Additionally, the all-new Mustang will offer advanced safety technology including inflatable restraints known as “airbags,” mechanical restraints referred to as “three-point safety belts,” and a new windshield made of a high-tech impact-resistant material called “laminated safety glass.”

“Mustang’s advanced technology also improves comfort and convenience,” Hotbaddabing told Autoblopnik. “For example, the new Mustang uses electricity generated by the engine to reduce steering effort, as well as a vacuum system that allows the brakes to be applied with less pedal effort.
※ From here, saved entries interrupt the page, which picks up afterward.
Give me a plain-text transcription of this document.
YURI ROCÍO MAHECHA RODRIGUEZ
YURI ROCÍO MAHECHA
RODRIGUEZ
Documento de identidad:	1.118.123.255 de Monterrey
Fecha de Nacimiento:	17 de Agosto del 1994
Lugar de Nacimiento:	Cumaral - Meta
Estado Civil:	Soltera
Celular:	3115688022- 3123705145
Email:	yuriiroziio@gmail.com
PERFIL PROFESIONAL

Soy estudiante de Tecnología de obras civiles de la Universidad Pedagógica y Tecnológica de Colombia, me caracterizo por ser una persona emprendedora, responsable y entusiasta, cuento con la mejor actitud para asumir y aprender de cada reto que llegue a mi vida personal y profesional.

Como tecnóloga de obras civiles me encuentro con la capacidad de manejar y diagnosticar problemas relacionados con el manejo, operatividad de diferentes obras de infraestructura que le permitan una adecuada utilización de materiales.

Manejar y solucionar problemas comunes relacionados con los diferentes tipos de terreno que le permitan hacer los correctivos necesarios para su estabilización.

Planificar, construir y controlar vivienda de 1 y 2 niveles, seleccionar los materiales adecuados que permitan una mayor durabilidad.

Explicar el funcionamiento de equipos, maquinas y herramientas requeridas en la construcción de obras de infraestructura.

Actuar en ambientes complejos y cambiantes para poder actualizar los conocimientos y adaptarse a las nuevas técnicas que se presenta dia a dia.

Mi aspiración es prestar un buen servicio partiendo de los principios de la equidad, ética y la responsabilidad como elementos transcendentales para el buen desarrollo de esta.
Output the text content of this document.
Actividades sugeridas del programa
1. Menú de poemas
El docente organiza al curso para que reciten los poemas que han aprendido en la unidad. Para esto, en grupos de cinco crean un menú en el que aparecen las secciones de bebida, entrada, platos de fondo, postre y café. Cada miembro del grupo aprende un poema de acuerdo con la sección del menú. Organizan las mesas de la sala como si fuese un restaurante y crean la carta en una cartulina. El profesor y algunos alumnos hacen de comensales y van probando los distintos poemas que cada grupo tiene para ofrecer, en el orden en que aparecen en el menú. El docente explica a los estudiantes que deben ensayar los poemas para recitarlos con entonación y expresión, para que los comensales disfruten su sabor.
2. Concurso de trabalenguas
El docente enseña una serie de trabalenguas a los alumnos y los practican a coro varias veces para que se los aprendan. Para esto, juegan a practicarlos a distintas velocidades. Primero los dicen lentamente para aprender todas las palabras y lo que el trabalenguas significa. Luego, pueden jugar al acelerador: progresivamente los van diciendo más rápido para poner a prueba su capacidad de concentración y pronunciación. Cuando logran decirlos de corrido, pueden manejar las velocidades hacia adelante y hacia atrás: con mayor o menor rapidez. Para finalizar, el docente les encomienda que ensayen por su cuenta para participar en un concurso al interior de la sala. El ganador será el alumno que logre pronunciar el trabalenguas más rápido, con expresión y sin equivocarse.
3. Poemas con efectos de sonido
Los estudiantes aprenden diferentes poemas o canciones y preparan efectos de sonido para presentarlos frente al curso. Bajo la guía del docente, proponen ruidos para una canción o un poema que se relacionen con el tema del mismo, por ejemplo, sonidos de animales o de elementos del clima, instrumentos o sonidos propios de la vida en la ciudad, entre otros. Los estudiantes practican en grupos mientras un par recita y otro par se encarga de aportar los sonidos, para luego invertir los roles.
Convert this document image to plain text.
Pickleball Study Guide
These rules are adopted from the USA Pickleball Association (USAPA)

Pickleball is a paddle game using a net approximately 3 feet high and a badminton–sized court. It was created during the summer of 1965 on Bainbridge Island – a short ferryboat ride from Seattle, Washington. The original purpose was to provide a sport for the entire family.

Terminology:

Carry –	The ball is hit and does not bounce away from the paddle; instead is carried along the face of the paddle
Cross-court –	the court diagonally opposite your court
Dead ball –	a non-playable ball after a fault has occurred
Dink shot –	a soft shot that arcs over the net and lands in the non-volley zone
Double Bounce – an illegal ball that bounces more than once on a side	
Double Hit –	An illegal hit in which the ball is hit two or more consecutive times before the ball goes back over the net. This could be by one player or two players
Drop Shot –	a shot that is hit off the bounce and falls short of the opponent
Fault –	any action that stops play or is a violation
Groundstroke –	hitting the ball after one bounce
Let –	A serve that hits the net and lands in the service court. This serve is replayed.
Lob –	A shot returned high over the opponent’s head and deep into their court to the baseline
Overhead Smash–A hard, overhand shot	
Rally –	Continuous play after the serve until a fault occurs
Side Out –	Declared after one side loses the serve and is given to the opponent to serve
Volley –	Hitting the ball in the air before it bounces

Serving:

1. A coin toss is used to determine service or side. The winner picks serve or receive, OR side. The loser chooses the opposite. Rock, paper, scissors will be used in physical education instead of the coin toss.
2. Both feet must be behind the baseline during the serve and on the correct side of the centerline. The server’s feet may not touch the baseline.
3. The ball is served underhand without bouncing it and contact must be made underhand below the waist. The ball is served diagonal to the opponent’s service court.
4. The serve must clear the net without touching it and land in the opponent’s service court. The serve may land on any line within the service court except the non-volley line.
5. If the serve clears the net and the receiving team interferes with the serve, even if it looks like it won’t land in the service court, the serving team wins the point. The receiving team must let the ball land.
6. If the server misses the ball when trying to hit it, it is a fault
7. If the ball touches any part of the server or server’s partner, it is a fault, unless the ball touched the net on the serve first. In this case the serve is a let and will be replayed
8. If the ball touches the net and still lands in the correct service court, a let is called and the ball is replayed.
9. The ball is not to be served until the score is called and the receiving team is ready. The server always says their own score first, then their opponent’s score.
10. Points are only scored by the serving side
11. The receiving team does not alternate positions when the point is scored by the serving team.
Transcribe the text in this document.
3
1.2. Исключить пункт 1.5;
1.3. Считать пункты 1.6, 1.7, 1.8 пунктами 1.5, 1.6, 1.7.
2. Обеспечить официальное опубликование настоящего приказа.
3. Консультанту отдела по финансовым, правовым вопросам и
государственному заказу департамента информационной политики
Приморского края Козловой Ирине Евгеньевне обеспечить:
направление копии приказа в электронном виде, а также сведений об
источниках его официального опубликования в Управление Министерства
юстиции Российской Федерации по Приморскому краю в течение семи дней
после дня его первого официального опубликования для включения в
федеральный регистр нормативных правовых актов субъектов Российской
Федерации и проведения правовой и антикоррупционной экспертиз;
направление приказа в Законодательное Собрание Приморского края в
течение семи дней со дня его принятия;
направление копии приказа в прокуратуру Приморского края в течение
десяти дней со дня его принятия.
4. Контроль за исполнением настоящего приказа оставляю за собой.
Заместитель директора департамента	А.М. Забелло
And for those who don’t wish to grapple with the gearshift, Mustang will offer an advanced self-shifting clutchless gearbox known as an ‘automatic transmission’.”

Autoblopnik asked Hotbaddabing to speculate what company founder Henry Ford might react to the new Mustang were he still alive.

“I’m sure Mr. Ford would have had reservations about getting away from the proven suspension technology used on the Model T,” she said. “But he’d be very pleased to know the company still hasn’t been taken over by Jew bankers.”